Um... what is this?
HopeGrows
Veteran
Joined: 5 Nov 2009
Age: 52
Gender: Female
Posts: 1,565
Location: In exactly the right place at exactly the right time.
CMaximus wrote:
Really, this input has all been great. Coffee and all that's fine, but are there any major disaster-zones associated with simply asking 'I'm confused and am curious what your intentions for me are.'? This seems like the most succinct way all-around. However, I acknowledge this assumption sounds too good to be true or not have been tried before. On the other hand, if she's the type of woman who would answer me this way, then I suppose that's pretty good either way, and if she isn't... it's sort of like a test, you know?

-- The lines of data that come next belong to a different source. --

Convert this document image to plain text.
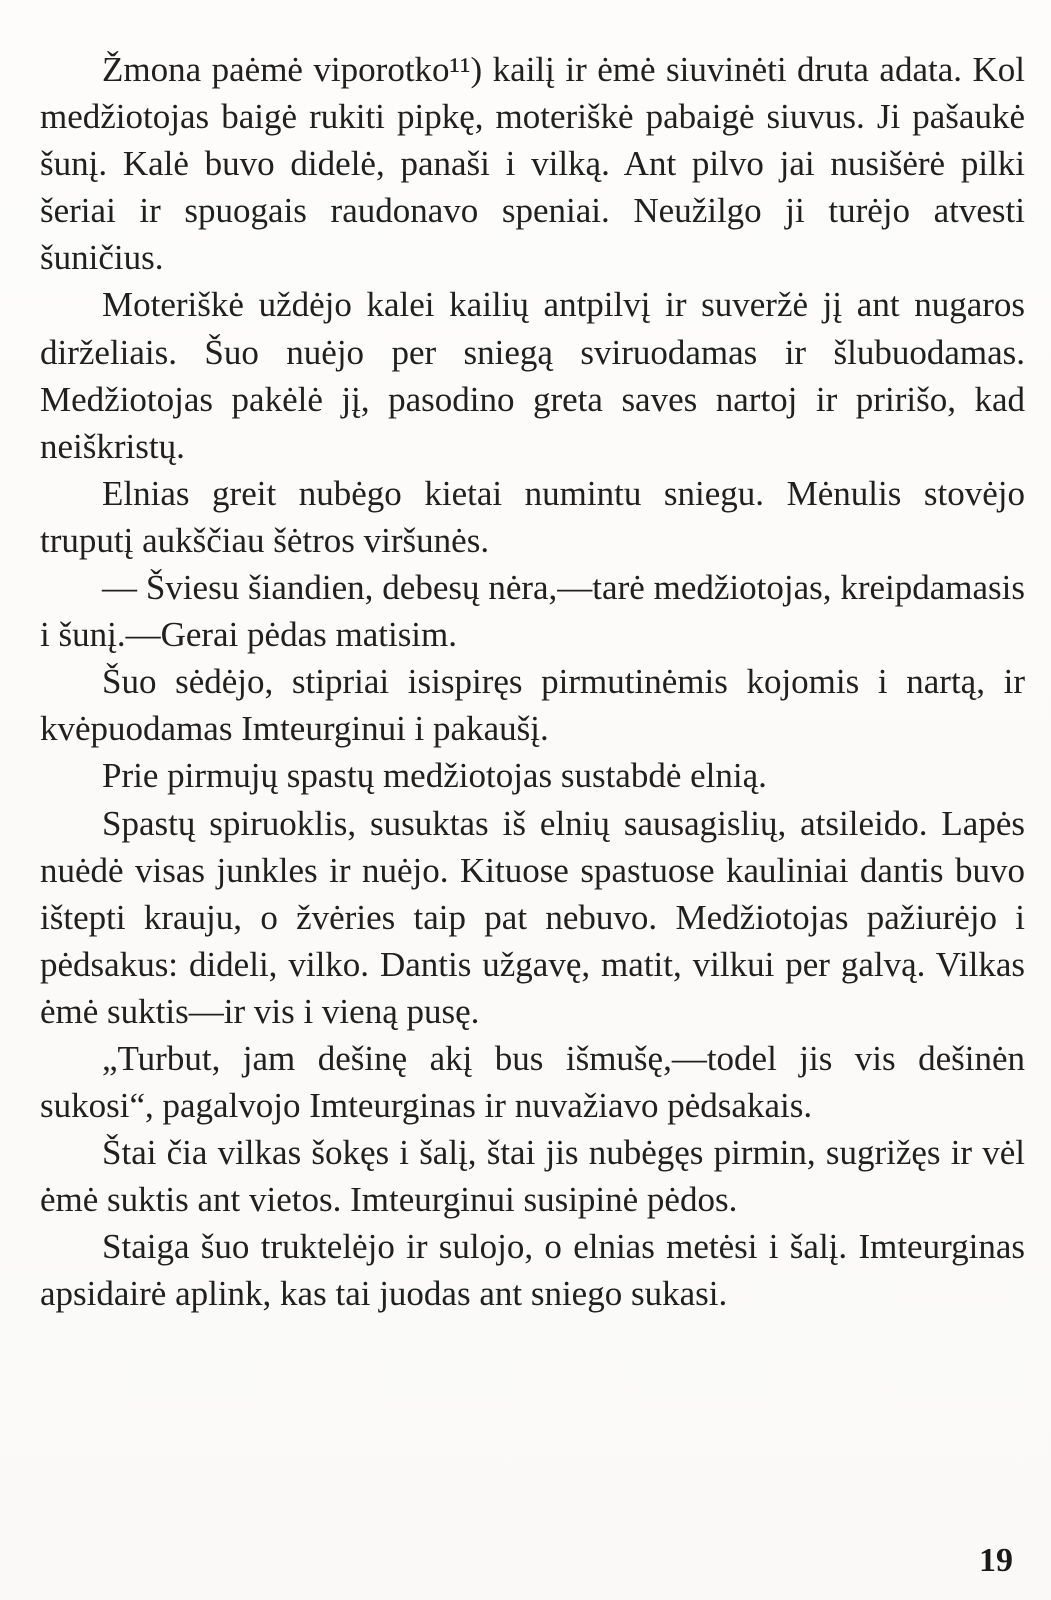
Žmona paėmė viporotko¹¹) kailį ir ėmė siuvinėti druta adata. Kol medžiotojas baigė rukiti pipkę, moteriškė pabaigė siuvus. Ji pašaukė šunį. Kalė buvo didelė, panaši i vilką. Ant pilvo jai nusišėrė pilki šeriai ir spuogais raudonavo speniai. Neužilgo ji turėjo atvesti šuničius.

Moteriškė uždėjo kalei kailių antpilvį ir suveržė jį ant nugaros dirželiais. Šuo nuėjo per sniegą sviruodamas ir šlubuodamas. Medžiotojas pakėlė jį, pasodino greta saves nartoj ir pririšo, kad neiškristų.

Elnias greit nubėgo kietai numintu sniegu. Mėnulis stovėjo truputį aukščiau šėtros viršunės.

— Šviesu šiandien, debesų nėra,—tarė medžiotojas, kreipdamasis i šunį.—Gerai pėdas matisim.

Šuo sėdėjo, stipriai isispiręs pirmutinėmis kojomis i nartą, ir kvėpuodamas Imteurginui i pakaušį.

Prie pirmujų spastų medžiotojas sustabdė elnią.

Spastų spiruoklis, susuktas iš elnių sausagislių, atsileido. Lapės nuėdė visas junkles ir nuėjo. Kituose spastuose kauliniai dantis buvo ištepti krauju, o žvėries taip pat nebuvo. Medžiotojas pažiurėjo i pėdsakus: dideli, vilko. Dantis užgavę, matit, vilkui per galvą. Vilkas ėmė suktis—ir vis i vieną pusę.

„Turbut, jam dešinę akį bus išmušę,—todel jis vis dešinėn sukosi“, pagalvojo Imteurginas ir nuvažiavo pėdsakais.

Štai čia vilkas šokęs i šalį, štai jis nubėgęs pirmin, sugrižęs ir vėl ėmė suktis ant vietos. Imteurginui susipinė pėdos.

Staiga šuo truktelėjo ir sulojo, o elnias metėsi i šalį. Imteurginas apsidairė aplink, kas tai juodas ant sniego sukasi.

19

I completely understand why it seems like asking the "what are your intentions" question would be the best approach. It's straightforward, hard to misinterpret, and should evoke a direct answer. But here's an explanation of why I wouldn't ask that question. Typically women don't pursue men - in a direct way. That's why these ladies you've encountered - at least one of whom seems to have been doing some serious flirting - don't just ask you out. I know it would make life easier if we did - and some women actually do - but the overwhelming majority of women just won't ask a man out. And to have a man - to whom you've been sending some serious signals - suddenly ask you to clarify your intentions....the result is that the woman will likely be embarrassed. She'll figure that if you've noticed the flirting - and you're interested - you'll ask her out. If you instead ask what her intentions are, she is probably going to react defensively - because from her perspective, she's made her intentions quite clear. That embarrassment may just lead her to deny that she had any intentions toward you, leaving her hurt and humiliated and you bewildered and doubting your own judgment.
Sorry, kiddo - I advise you to "play the game" and ask her to join you for a cup of coffee (or whatever). If she says yes, that's a good sign. If coffee goes well, ask her to dinner. Good luck.